We're still using the "simple 3rd party patch" (removing the "else if" to an "if") and it's working almost well for us.

But i would appreciate it if it's officially being fixed.

Thanks

By: Theo Belder (tbelder) 2008-03-17 09:54:23

oej, haven't heard from you since a while. Are you perhaps waiting on more information from me?

By: Steve Davies (one47) 2008-03-17 12:01:35

Given that I (and seemingly others) am widely using the "else if" to "if" fix from this bug so widely now, I suspect that it is a valid fix.

The code changes that are in ASTERISK-10752/ASTERISK-11205 are more of a feature enhancement, which will improve the code and reduce or remove the need for this change in a future release.
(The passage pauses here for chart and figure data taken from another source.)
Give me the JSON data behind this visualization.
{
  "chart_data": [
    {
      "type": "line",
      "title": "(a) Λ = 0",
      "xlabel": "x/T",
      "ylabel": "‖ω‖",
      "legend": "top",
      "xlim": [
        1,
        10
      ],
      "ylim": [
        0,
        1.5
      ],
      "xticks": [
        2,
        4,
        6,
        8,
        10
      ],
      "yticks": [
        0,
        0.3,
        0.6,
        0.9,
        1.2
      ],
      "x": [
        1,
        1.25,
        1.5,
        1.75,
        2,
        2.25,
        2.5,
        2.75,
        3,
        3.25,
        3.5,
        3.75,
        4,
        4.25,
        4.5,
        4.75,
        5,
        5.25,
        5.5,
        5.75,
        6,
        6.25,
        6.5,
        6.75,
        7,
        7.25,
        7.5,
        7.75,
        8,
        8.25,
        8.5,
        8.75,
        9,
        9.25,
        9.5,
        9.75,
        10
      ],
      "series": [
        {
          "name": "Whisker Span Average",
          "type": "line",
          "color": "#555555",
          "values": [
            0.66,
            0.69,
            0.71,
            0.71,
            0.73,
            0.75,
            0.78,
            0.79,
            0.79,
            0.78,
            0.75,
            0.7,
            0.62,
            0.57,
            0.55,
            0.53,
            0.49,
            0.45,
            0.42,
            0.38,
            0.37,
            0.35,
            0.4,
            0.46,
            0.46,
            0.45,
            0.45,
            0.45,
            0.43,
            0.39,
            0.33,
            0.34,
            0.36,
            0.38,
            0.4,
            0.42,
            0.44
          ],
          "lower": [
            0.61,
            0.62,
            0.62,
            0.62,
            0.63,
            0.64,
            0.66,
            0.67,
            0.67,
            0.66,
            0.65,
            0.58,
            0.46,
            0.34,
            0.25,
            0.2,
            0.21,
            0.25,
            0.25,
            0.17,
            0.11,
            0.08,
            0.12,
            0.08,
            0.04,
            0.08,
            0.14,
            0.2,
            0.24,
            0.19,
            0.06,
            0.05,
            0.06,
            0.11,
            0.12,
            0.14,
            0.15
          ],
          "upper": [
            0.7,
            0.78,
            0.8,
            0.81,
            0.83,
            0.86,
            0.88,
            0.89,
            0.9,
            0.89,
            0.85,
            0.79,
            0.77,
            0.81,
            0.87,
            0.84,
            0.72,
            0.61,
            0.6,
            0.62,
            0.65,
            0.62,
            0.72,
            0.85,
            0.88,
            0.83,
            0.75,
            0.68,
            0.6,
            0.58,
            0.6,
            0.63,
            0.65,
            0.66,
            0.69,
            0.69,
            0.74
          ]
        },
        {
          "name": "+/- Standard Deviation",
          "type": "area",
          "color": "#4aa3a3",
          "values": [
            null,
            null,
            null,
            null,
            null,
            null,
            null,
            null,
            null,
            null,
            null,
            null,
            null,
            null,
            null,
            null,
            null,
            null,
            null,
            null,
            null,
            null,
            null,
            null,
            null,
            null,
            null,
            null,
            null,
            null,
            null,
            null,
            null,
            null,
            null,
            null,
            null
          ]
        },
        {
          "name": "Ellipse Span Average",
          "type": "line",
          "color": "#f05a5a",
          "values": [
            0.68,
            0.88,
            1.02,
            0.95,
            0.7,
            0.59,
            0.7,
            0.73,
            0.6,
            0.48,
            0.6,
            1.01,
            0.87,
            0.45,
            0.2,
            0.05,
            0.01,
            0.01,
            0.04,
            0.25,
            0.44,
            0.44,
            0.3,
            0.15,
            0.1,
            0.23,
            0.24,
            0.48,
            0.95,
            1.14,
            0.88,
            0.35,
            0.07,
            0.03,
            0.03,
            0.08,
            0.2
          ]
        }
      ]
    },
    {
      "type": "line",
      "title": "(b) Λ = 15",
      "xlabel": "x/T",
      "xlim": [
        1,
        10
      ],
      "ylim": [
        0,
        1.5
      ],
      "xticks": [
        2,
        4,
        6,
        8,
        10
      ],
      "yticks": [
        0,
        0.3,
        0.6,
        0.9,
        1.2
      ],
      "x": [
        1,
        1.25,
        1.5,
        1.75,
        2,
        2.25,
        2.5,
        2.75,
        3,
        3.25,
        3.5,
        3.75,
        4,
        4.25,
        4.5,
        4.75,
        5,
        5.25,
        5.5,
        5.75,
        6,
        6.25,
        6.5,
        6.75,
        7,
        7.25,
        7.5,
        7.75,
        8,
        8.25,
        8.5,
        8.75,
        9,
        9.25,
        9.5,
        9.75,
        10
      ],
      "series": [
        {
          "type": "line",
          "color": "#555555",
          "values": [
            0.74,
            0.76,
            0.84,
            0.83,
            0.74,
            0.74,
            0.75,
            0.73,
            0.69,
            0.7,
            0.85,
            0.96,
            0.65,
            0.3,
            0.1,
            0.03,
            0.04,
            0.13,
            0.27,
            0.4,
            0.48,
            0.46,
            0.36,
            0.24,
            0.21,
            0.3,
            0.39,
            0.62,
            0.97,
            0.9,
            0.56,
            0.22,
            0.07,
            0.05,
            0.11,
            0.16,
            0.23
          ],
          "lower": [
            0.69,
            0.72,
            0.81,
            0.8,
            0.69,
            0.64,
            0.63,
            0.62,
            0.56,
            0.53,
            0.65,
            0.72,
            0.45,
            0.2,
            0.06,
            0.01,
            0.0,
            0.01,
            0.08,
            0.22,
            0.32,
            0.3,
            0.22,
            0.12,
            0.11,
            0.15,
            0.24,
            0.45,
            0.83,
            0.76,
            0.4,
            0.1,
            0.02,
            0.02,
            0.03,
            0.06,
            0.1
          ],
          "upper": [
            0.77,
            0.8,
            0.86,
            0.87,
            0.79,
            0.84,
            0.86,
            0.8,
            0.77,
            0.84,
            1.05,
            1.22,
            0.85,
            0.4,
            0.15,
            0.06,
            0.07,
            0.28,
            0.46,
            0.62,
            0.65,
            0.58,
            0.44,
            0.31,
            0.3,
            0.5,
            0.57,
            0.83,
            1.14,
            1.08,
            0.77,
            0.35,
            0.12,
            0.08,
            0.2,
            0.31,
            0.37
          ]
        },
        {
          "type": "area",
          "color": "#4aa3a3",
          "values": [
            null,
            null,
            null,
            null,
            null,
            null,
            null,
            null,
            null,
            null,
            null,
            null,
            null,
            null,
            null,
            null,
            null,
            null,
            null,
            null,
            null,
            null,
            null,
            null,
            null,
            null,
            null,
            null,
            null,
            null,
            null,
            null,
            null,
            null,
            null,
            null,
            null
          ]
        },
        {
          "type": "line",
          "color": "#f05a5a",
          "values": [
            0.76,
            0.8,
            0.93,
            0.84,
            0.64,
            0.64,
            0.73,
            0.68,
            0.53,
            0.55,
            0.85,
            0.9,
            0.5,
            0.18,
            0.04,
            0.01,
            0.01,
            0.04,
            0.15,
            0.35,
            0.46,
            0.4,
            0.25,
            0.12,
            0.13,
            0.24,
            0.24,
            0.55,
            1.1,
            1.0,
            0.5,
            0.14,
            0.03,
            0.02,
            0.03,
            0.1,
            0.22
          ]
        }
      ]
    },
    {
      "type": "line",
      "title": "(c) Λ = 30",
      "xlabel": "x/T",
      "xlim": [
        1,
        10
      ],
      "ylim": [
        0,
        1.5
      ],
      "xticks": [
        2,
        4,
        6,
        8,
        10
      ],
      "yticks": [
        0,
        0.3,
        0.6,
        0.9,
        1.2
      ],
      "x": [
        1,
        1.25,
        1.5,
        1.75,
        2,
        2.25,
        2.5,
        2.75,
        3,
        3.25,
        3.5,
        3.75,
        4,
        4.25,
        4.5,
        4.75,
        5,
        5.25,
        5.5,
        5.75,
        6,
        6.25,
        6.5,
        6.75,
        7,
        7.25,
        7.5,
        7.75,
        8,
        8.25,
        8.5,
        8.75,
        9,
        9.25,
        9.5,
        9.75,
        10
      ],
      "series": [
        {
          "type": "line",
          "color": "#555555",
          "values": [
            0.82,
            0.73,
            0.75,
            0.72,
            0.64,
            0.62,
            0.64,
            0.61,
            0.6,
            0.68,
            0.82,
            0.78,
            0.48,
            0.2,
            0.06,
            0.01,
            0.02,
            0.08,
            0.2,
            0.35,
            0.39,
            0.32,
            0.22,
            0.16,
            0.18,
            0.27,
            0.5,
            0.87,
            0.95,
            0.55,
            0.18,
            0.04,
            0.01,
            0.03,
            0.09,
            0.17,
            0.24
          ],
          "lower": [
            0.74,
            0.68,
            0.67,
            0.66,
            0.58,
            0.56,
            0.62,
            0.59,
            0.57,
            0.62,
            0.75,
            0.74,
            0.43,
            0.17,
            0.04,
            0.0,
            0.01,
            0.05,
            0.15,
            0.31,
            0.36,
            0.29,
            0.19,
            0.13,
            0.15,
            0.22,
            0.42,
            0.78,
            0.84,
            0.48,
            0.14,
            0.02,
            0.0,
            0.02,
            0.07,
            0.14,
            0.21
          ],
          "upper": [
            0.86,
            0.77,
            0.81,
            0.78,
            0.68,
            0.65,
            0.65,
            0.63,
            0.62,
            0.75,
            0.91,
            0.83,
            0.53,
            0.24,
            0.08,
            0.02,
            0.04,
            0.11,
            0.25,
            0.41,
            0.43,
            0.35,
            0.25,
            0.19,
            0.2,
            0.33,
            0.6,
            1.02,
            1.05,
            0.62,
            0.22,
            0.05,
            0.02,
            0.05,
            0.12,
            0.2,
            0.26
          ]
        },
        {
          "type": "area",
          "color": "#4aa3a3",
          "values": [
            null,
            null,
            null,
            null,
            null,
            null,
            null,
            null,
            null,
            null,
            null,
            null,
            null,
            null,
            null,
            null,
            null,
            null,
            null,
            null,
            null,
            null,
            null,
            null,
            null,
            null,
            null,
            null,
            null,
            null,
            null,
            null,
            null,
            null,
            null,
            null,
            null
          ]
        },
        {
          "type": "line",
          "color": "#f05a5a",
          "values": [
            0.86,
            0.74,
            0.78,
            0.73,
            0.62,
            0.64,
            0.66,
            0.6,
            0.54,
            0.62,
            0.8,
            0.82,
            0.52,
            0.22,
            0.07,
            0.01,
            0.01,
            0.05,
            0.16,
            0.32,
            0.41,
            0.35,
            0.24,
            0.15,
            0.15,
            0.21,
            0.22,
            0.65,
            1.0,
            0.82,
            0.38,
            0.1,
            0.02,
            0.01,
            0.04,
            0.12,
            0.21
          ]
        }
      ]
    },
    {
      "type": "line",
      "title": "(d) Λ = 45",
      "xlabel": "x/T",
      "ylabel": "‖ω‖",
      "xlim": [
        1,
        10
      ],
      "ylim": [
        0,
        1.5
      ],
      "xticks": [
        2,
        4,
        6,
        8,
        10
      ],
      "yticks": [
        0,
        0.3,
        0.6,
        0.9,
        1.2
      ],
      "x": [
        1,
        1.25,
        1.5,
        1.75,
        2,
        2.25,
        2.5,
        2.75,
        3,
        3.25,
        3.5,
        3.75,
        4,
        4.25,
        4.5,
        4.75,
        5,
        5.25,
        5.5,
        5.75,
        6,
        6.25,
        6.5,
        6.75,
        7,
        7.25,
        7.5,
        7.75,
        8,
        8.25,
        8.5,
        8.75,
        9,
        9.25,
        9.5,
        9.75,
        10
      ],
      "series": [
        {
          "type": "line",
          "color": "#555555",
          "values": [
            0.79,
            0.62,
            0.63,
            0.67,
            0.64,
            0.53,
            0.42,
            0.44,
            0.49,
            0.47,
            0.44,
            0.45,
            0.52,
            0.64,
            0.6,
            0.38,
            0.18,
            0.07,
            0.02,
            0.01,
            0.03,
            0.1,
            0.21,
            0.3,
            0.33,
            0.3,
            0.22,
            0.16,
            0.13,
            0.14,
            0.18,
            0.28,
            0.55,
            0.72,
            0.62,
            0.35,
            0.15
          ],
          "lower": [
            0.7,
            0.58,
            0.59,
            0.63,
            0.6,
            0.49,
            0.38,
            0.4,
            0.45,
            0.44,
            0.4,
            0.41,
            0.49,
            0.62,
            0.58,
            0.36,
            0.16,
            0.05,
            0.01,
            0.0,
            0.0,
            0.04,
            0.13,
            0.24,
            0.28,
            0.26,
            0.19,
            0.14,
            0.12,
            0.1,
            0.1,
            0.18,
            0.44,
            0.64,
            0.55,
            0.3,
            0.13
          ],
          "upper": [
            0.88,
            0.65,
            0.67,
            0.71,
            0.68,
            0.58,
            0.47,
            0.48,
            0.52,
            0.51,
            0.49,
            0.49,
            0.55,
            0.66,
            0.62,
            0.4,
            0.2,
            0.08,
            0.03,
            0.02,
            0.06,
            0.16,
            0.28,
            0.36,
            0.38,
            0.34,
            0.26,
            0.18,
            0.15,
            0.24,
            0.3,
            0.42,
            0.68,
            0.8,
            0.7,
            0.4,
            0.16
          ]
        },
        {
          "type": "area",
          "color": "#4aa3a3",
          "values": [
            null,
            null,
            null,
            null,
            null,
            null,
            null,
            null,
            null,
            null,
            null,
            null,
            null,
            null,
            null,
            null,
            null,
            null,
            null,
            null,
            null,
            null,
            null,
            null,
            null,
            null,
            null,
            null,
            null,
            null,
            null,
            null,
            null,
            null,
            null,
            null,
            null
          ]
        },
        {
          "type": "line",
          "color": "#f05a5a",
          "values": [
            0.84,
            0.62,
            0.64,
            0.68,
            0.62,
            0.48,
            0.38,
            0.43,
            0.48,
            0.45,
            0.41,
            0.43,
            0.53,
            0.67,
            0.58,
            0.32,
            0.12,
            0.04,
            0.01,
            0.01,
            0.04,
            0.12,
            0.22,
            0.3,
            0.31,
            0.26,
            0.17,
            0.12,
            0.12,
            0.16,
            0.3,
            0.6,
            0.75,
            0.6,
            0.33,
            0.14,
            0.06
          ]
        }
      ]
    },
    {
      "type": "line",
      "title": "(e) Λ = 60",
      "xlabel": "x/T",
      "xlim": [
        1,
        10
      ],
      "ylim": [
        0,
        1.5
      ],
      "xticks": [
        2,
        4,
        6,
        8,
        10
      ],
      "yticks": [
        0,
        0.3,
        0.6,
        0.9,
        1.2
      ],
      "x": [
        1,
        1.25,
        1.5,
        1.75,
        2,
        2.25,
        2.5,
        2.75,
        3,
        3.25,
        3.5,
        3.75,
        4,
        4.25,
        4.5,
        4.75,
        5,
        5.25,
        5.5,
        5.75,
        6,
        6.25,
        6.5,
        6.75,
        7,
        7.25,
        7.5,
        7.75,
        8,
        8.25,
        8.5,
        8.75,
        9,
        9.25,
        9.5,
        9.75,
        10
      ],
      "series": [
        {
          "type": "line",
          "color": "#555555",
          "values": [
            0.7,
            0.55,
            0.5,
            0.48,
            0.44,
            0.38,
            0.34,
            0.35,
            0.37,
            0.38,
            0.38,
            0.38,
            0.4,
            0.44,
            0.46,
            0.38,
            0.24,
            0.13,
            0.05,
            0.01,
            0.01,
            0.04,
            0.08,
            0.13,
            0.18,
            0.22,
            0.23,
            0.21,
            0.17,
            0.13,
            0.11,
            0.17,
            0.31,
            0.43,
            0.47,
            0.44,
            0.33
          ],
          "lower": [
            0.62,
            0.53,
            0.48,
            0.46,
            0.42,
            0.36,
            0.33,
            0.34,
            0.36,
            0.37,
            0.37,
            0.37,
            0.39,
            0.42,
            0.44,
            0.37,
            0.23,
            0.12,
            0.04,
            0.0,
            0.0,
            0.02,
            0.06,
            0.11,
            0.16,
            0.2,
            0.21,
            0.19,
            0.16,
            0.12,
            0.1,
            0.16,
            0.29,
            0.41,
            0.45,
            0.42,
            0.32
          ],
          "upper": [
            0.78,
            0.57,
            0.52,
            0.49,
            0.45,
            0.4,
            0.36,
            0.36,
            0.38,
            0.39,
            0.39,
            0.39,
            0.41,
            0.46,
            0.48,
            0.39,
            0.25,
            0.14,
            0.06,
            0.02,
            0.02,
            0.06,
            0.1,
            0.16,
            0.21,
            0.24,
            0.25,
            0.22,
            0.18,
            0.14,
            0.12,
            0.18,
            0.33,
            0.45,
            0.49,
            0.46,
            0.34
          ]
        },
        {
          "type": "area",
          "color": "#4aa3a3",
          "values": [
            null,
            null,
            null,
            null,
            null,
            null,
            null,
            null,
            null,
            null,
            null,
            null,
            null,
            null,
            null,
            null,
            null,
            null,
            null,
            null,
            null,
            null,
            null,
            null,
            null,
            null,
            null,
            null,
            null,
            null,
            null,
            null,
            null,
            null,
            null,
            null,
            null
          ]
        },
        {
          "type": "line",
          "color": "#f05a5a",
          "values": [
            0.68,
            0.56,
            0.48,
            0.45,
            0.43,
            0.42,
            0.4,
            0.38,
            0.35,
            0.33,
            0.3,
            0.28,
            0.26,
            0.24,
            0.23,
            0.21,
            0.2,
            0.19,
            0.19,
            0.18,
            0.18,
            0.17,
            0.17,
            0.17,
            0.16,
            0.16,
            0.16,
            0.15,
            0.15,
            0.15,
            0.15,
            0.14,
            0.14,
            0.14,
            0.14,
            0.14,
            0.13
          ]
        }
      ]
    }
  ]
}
By: Olle Johansson (oej) 2008-03-18 02:22:04

Sorry for disappearing for a while, I've been working on customer projects and have been travelling for a few weeks.

Will test a few issues. The problem seems to come up when the hint involves more than one device mostly. I don't see it when the hint only has one device.

By: Theo Belder (tbelder) 2008-04-18 01:53:53

oej, do you have forgotten this case or are you really busy ;) ?

By: Martin Vit (festr) 2008-04-18 03:44:41

try the latest 1.4 svn. i've found some bug which oej repaired and commit.

By: Theo Belder (tbelder) 2008-05-28 09:13:04

The issue I described in note ASTERISK-7955740 with a subscription on more than 1 device is fixed in r114148 of chan_sip.c

Revision log of chan_sip.c r114148:
Handle subscribe queues in all situations... Thanks to festr_ on irc for telling me about this bug.



By: Joshua C. Colp (jcolp) 2008-06-02 08:39:06

After researching, looking at code, and testing I have come to the conclusion that this issue has been solved by the fix from 11736.